Peresensi: Endi Biaro (Pegiat Literasi Tangerang)
Berasal dari Kota Serang, berkelana Menuntut ilmu sampai ujung Jawa, menemukan cinta di sebuah kampus Jakarta, Naila. Cantik. Cerdas. Pekerti baik. Keturunan Sultan Banten. Cintanya membentur tembok!
Kehidupan dara belia ini sesungguhnya nyaris sempurna. Memiliki segala hal untuk hidup nyaman, lahir batin, dalam iman dan amal. Namun hidup memang penuh benturan. Keimanannya diuji.
Goncangan datang dari pojok tak terduga. Persis saat seorang jejaka tampan, mapan, dan berpendidikan bagus, datang mendekat. Hati keduanya terpaut.
Inilah penggalan awal di sebuah novel berjudul: Dari Banten Kusebut Namamu. Karya fiksi ini ditulis seorang Ulama muda asal Kreasek, Tangerang, Banten.
Tuturan berlanjut. Sang pria muda yang mencuri hari Naila (bernama Farid), wajib merebut hati dan simpati keluarga Naila, terkhusus Bapak dan Kakanya. Musababnya, di keluarga Naila ada tradisi menikahkan para anak perempuan dengan sesama trah Banten. Dan Farid berada di luar garis itu.
Jalan terjal menghadang. Meski terjadi beberapa peluang untuk memperoleh restu keluarga, namun justru kandas. Pedihnya, kegagalan mereka untuk menikah sama sekali di luar kendali.
Padahal, Farid adalah seorang pejuang tulen. Mau berkorban. Punya modal materi berlimpah. Seraya terbukti tulus mencintai. Pria ini malah rela menemani Naila, di saat sang pujaan terjerat kasus hukum.

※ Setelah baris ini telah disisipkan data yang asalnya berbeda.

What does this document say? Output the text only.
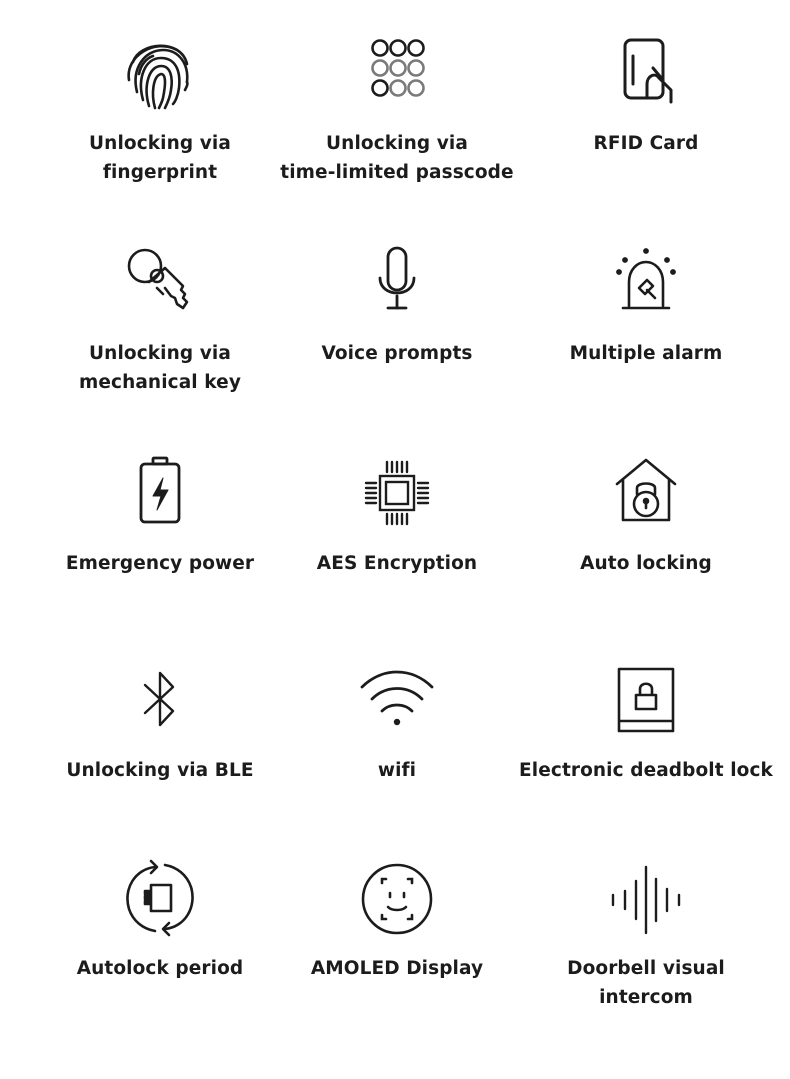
Unlocking via
fingerprint
Unlocking via
time-limited passcode
RFID Card
Unlocking via
mechanical key
Voice prompts	Multiple alarm
Emergency power	AES Encryption	Auto locking
Unlocking via BLE	wifi	Electronic deadbolt lock
Autolock period	AMOLED Display	Doorbell visual
intercom
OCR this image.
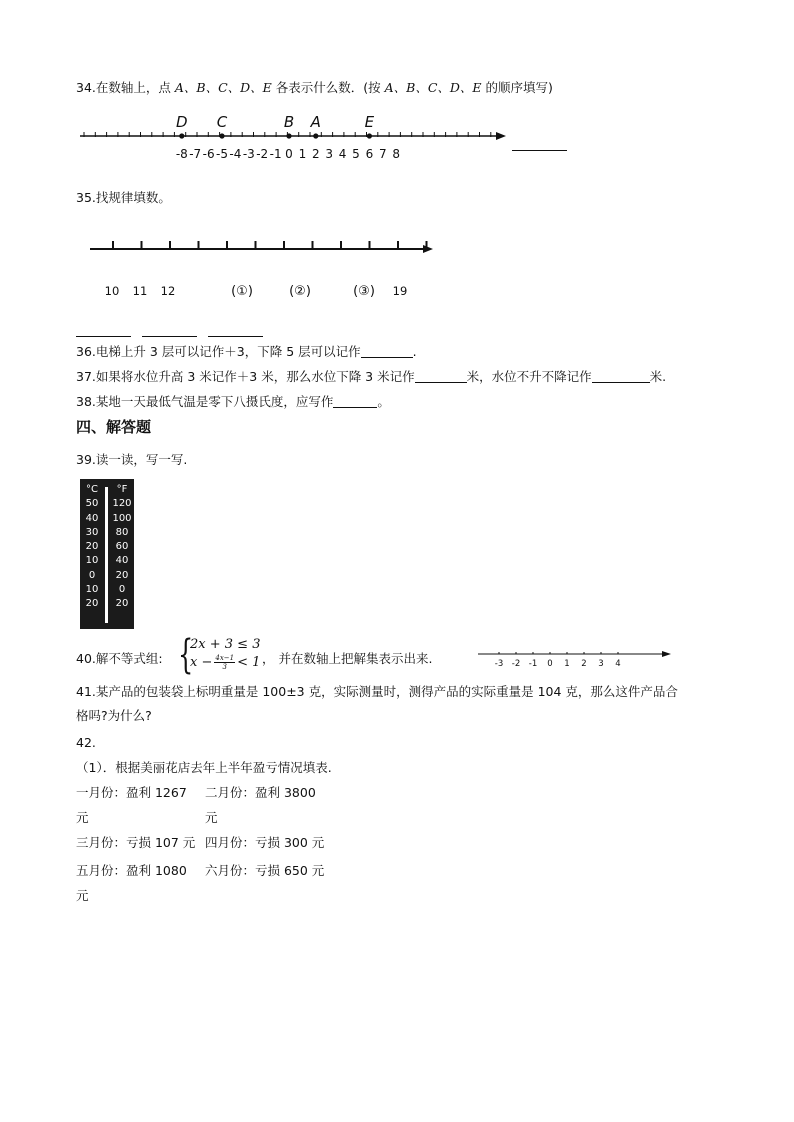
34.在数轴上，点 A、B、C、D、E 各表示什么数．(按 A、B、C、D、E 的顺序填写)
-8 -7 -6 -5 -4 -3 -2 -1 0 1 2 3 4 5 6 7 8
D C	B A	E
35.找规律填数。
10 11 12	(①)	(②)	(③) 19

36.电梯上升 3 层可以记作＋3，下降 5 层可以记作	.
37.如果将水位升高 3 米记作＋3 米，那么水位下降 3 米记作	米，水位不升不降记作	米.
38.某地一天最低气温是零下八摄氏度，应写作	。
四、解答题
39.读一读，写一写.
°C
50
40
30
20
10
0
10
20
°F
120
100
80
60
40
20
0
20
40.解不等式组: {
2x + 3 ≤ 3
$x - \frac{4x-1}{3} < 1$ ， 并在数轴上把解集表示出来.	-3 -2 -1 0 1 2 3 4
41.某产品的包装袋上标明重量是 100±3 克，实际测量时，测得产品的实际重量是 104 克，那么这件产品合
格吗?为什么?
42.
（1）．根据美丽花店去年上半年盈亏情况填表.
一月份：盈利 1267 二月份：盈利 3800
元	元
三月份：亏损 107 元 四月份：亏损 300 元
五月份：盈利 1080 六月份：亏损 650 元
元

“Riwayat” cinta keduanya lantas bergulir dari satu konflik ke konflik lain. Melibatkan bahkan mengorbankan banyak pihak. Di kubu Naila, salah satu sohib kentalnya, bernama Syarifah, bahkan harus wafat.
Tak selesai di situ. Di bagian lain novel ini, terjadi banyak plot mengejutkan, tak terduga. Meski Novel ini bergenre romantika berbalut sejarah Banten, namun cukup kaya dengan sisipan informasi khas Banten . Baik dari sisi tradisi, keislaman, keagungan masa lalu, maupun penggambaran watak dan karakter Sosial di Banten.
Membaca Novel ini jelas berfaedah banyak.
Utamanya jika kita mau jujur, bahwa karya fiksi justru jauh lebih menghunjam impresi dan sensasinya, dalam menceritakan sejarah dan akar budaya sebuah daerah. Karya sastra justru melecut imajinasi.
Semisal dalam memperkenalkan lanskap sosio historis Banten, akan jauh lebih merangsang andai dirajut dalam kisah-kisah imajinasi, seperti di novel ini.
Balik lagi ke Naila dan Farid.
Penulis novel ini cukup mampu menggambarkan sosok mereka secara paripurna. Naila dan Farid, mewakili person generasi milenial, yang terdidik, berprofesi baik, namun memiliki ghirah Islam yang kuat. Fenomena seperti ini terasa lazim di dunia nyata. Pun di Banten.
Berikutnya, masuk ke pusaran puncak dalam isi novel ini. Yakni saat Naila (terpaksa) menikah dengan orang lain. Namun jangan dibayangkan bahwa si gadis direbut paksa oleh semacam Datuk Maringgih (yang hanya mengandalkan kekuatan materi).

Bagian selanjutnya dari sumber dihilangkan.